Donald Trump’s grand vision for a ‘Golden Dome’ missile defence system, intended to protect the United States from intercontinental ballistic missiles, has been costed at a staggering £960bn. For a nation already grappling with a fiscal deficit of 6.4% of GDP, this is not merely a line item; it is a black hole. The price tag alone should give any prudent investor pause. But the deeper concern, for those of us who scrutinise the fine print, lies in what the Military Industrial Complex has left out.
The Government Accountability Office’s preliminary assessment reveals that the system, inspired by Israel’s Iron Dome but scaled to continental proportions, would require at least 30 new interceptor sites, a space-based sensor layer, and battle management software that does not yet exist. The cost overruns, as is customary in these affairs, are likely to be substantial. If history is any guide, the £960bn figure is a starting bid, not a final settlement. The F-35 programme, for instance, started at £120bn and now exceeds £1.4 trillion over its lifetime.
But let us turn to the critical gaps.
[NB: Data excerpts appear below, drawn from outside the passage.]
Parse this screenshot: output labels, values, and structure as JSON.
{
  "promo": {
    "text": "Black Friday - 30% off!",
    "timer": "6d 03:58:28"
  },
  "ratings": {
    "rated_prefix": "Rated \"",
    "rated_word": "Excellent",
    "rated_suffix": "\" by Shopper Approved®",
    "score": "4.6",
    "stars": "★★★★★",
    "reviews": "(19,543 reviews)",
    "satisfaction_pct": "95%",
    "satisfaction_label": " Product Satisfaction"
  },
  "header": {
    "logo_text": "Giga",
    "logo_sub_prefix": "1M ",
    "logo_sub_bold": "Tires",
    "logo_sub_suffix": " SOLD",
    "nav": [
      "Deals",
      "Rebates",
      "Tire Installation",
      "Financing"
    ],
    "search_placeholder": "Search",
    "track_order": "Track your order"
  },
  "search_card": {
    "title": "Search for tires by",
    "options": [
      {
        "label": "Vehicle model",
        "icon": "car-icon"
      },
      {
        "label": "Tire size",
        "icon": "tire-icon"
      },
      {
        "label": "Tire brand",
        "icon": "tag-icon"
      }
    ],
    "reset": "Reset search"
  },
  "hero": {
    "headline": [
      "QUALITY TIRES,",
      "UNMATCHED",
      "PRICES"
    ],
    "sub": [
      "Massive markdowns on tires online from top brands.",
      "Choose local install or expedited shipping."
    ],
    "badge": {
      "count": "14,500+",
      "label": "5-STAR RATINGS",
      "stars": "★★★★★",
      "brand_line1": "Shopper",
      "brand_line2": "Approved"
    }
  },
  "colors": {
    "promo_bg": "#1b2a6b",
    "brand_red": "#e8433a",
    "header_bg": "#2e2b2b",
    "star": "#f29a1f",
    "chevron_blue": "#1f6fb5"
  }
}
The report highlights that the system would be ineffective against hypersonic missiles and cruise missiles, which fly at lower altitudes and can evade radar. This is not a minor oversight. America’s adversaries, Russia and China, have invested heavily in these technologies precisely because they bypass traditional missile defences. The Golden Dome, then, is a Maginot Line for the 21st century: a massive sunk cost that leaves the most dangerous threats unaddressed.
Moreover, the fiscal implications are severe. To fund this, the Trump administration would likely need to issue more debt, pushing gilt yields higher and crowding out private investment. The bond market has already signalled discomfort with the trajectory of US fiscal policy. The 10-year Treasury yield, currently at 4.2%, would surely rise if such a commitment were made. Capital flight from US assets is a real risk if investors perceive that the government is prioritising a weapon that does not work over fiscal stability.
In City parlance, this is a ‘value destruction’ strategy. Shareholders in defence contractors like Lockheed Martin and Raytheon may cheer the headline, but the long-term liabilities will erode shareholder value. The opportunity cost is immense. For £960bn, one could fund the entire NHS for five years, or provide a year’s worth of university tuition for every American citizen. Instead, we get a shiny dome with holes.
Central bankers, meanwhile, are watching nervously. The Federal Reserve, which has walked a tightrope between inflation and recession, would face renewed upward pressure on prices if fiscal stimulus from defence spending overheats the economy. The Bank of England, too, would feel the ripple effects as global interest rates adjust.
Yet the political calculus is clear. Trump’s base loves a strong defence. The ‘Golden Dome’ resonates with a public that fears nuclear attack. But the numbers do not add up. The US already spends more on defence than the next ten nations combined. This is not efficiency; it is bloat.
In the end, the market will have its say. Bond vigilantes are patient but ruthless. If the US Treasury issues more debt without a credible plan to close the deficit, the sell-off will be brutal. And the Golden Dome, for all its glitter, cannot protect against that.